Imaginemos que, mediante alguna técnica existente, como el “CRISPR Cas 9” conseguimos modificar genéticamente un embrión condenado a una terrible enfermedad (hoy no se puede utilizar en embriones humanos, aunque hay quien ya lo ha hecho recibiendo por ello severas críticas y una condena). Una vez nacidos un grupo de niños y niñas sanos y en apariencia felices, que no lo estarían si no fuera por la técnica usada; muchos de los que objetan desde la ética abandonarían las reservas.

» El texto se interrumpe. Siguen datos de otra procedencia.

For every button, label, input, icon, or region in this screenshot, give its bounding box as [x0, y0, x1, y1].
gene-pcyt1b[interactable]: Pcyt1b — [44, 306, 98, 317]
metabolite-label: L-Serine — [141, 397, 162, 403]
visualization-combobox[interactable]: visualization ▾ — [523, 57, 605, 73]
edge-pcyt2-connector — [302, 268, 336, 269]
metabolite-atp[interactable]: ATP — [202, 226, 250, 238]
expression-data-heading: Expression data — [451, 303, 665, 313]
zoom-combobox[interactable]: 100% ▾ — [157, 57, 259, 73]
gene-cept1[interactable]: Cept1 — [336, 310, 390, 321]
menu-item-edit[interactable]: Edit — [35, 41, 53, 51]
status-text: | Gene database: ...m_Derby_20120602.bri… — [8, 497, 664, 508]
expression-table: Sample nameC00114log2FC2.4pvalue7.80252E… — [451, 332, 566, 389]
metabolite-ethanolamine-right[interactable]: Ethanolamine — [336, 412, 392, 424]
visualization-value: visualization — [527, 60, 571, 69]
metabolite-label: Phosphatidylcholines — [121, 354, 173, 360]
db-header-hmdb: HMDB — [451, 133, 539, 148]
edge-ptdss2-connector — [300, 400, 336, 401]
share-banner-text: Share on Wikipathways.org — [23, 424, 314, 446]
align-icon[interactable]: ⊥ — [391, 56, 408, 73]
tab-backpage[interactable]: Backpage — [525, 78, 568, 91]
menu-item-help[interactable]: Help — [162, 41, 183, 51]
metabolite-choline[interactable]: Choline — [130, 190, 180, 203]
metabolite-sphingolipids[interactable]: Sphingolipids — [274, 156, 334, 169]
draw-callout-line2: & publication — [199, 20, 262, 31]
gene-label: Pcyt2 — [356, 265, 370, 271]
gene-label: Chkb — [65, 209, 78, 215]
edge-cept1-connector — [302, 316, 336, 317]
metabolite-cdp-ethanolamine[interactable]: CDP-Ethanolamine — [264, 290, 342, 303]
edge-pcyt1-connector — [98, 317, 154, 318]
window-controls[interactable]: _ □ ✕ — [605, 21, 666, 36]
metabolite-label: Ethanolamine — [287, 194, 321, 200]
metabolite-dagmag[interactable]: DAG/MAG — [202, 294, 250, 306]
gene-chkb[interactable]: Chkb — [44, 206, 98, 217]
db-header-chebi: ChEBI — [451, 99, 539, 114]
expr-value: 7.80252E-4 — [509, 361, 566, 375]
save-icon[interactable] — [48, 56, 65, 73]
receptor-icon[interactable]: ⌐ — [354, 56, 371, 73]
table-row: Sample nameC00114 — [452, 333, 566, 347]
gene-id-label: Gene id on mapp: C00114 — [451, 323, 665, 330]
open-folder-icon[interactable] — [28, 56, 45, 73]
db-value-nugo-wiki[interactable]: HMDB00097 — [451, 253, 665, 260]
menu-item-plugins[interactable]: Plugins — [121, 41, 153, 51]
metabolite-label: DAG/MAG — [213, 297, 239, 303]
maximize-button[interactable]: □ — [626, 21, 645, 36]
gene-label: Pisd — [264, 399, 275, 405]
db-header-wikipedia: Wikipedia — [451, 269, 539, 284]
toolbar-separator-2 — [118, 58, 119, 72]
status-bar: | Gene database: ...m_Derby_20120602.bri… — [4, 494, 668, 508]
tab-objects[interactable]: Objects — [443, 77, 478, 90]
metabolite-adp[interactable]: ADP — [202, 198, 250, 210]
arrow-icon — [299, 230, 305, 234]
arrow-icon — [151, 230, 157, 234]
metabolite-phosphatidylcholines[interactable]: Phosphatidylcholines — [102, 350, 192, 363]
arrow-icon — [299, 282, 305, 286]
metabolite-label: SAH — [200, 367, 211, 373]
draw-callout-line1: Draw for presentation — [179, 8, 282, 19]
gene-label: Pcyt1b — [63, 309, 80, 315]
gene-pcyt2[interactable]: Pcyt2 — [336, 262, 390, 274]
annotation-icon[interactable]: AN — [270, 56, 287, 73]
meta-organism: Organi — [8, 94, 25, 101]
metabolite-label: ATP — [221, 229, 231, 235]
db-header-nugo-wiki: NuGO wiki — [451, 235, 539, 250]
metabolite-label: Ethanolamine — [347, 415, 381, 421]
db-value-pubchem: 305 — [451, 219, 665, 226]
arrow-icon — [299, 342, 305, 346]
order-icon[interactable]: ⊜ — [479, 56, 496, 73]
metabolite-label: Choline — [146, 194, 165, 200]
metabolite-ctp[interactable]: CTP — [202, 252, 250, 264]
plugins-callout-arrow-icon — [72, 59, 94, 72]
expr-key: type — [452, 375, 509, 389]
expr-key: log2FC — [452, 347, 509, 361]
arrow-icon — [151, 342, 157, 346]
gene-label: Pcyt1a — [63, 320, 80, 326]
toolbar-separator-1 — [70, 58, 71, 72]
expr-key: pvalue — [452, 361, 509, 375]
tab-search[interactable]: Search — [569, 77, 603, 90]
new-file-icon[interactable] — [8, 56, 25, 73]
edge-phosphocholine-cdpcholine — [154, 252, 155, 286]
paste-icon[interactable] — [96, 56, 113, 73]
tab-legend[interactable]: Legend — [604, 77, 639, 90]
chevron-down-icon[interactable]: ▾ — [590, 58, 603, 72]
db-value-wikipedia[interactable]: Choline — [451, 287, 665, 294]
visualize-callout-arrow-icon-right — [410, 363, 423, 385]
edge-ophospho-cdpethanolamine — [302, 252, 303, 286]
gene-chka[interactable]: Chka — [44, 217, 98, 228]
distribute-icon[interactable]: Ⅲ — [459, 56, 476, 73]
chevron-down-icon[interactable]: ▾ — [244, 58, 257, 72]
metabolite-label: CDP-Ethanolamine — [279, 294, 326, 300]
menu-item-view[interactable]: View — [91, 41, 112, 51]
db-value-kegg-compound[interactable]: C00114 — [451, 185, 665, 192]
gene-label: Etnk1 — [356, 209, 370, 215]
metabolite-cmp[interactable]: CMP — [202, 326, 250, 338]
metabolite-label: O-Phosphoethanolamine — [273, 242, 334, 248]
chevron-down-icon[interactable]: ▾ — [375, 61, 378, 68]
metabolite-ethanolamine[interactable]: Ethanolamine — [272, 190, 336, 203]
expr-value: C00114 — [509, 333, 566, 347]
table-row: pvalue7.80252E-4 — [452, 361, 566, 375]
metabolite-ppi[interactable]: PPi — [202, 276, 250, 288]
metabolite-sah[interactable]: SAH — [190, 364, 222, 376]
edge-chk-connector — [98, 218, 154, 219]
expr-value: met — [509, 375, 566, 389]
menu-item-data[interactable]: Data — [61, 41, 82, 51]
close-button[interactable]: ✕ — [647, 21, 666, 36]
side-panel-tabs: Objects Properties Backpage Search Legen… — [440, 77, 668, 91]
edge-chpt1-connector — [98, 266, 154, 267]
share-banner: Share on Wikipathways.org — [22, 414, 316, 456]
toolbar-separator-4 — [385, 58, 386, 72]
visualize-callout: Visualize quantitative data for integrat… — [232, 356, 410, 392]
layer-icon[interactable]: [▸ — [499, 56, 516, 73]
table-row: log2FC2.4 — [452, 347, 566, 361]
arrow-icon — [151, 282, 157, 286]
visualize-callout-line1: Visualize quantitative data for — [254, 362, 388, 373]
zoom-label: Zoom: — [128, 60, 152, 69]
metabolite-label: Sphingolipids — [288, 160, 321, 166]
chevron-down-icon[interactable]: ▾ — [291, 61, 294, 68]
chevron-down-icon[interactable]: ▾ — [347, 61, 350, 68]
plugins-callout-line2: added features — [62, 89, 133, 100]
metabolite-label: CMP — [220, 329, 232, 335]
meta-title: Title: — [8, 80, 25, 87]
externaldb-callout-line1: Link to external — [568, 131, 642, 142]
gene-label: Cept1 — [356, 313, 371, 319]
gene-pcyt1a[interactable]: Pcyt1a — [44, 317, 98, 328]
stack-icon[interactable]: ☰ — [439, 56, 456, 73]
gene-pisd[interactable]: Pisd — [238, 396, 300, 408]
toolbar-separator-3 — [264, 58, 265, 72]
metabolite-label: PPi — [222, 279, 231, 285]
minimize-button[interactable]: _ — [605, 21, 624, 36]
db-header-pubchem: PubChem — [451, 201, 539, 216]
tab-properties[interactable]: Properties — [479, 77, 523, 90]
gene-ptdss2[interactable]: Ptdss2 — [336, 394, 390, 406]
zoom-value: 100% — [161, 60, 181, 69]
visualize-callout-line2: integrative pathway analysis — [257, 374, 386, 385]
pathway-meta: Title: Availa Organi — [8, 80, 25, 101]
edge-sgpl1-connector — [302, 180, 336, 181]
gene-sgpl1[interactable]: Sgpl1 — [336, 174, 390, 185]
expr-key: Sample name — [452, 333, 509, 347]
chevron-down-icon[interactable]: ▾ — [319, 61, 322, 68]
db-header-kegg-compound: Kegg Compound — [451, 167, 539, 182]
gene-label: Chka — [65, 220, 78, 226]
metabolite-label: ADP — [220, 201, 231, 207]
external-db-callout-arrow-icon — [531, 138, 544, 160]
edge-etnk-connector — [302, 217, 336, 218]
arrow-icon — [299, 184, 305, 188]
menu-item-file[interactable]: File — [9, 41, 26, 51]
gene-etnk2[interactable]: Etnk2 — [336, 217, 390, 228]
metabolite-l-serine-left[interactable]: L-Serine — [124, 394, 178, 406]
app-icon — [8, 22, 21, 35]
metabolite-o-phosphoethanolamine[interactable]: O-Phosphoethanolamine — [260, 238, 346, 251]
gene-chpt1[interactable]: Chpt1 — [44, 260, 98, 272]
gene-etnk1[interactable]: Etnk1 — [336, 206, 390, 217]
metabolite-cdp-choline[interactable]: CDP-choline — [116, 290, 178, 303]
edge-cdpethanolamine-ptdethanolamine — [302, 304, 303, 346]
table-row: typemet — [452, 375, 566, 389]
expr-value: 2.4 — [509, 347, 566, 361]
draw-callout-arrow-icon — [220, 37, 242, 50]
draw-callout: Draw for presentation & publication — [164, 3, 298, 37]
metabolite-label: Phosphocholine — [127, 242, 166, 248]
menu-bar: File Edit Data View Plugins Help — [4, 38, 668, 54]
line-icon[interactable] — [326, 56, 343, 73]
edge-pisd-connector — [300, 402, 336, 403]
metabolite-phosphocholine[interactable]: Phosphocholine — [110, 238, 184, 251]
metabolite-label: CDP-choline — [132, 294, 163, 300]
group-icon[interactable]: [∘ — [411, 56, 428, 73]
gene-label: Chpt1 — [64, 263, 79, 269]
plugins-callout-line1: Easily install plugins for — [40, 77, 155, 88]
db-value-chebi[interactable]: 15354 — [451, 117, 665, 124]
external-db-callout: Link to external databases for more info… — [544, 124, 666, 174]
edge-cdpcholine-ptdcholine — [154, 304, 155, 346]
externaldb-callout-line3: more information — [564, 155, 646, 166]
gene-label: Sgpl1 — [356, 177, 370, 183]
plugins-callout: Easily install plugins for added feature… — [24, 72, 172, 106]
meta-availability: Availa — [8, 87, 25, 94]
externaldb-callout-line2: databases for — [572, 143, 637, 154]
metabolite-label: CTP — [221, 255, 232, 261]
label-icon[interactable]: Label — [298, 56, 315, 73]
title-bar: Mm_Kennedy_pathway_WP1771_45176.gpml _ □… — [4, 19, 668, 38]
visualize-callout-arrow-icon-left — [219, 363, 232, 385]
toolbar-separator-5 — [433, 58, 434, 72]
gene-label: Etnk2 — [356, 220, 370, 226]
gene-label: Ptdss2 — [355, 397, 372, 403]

¿Y si uno de los investigadores dijese que aprovecharon la edición genética para “mejorar un poco” el sistema inmunológico de los embriones? ¿Y si, a medida que avanza la técnica a los embriones con esa terrible enfermedad, se les edita el ADN de forma que, además de poder eliminarla y dotarles de mejores defensas, se les puede dar una propensión a una inteligencia algo superior; unos dientes que no desarrollarán caries; una buena visión incluso en la vejez, menor tendencia a la obesidad y a la depresión? ¿Debería permitirse o “sólo es éticamente correcto” arreglar la terrible enfermedad?
Si llegamos a ese momento, será demasiado tarde, la “varita mágica” ya habrá surtido sus efectos. Alguien dirá que por qué se debe limitar la edición a embriones con la enfermedad: “Yo quiero lo mejor para mi hijo y la técnica existe. Si no me dejan hacerlo aquí iré a donde me dejen”.
El día que todos tus vecinos (que se lo puedan permitir) editen los genes de sus futuros hijos pudiendo ofrecerles ventajas, el debate se trasladará a quién debe pagar la edición genética. ¿Es cosa de los padres o es una cuestión social? ¿No debería el gobierno pagar, por lo menos, una edición básica que suponga un ahorro a todos en forma de menos gasto médico?
¿Dónde estarán cuando llegue ese momento nuestras reservas éticas?
Quizás alguien diga entonces. “Muy bien, que el gobierno pague una parte, pero si alguien quiere obtener aspectos no socialmente relevantes, que se lo pague de su bolsillo. Por ejemplo: el color de los ojos”.
Vivimos en una sociedad en la que el hambre tiene más que ver con cuestiones políticas que agrícolas; en el que pocos fallecen por enfermedades infecciosas y en el que la mortalidad infantil es tan rara que la muerte de cualquier niño se ve como una verdadera tragedia.
En este contexto y viendo cómo han ido las cosas en el pasado me vuelvo a plantear la pregunta que da título a este artículo “¿Debería poder una madre elegir el color de los ojos de su hija?”. La respuesta que daría es: depende de… cuando me lo preguntes.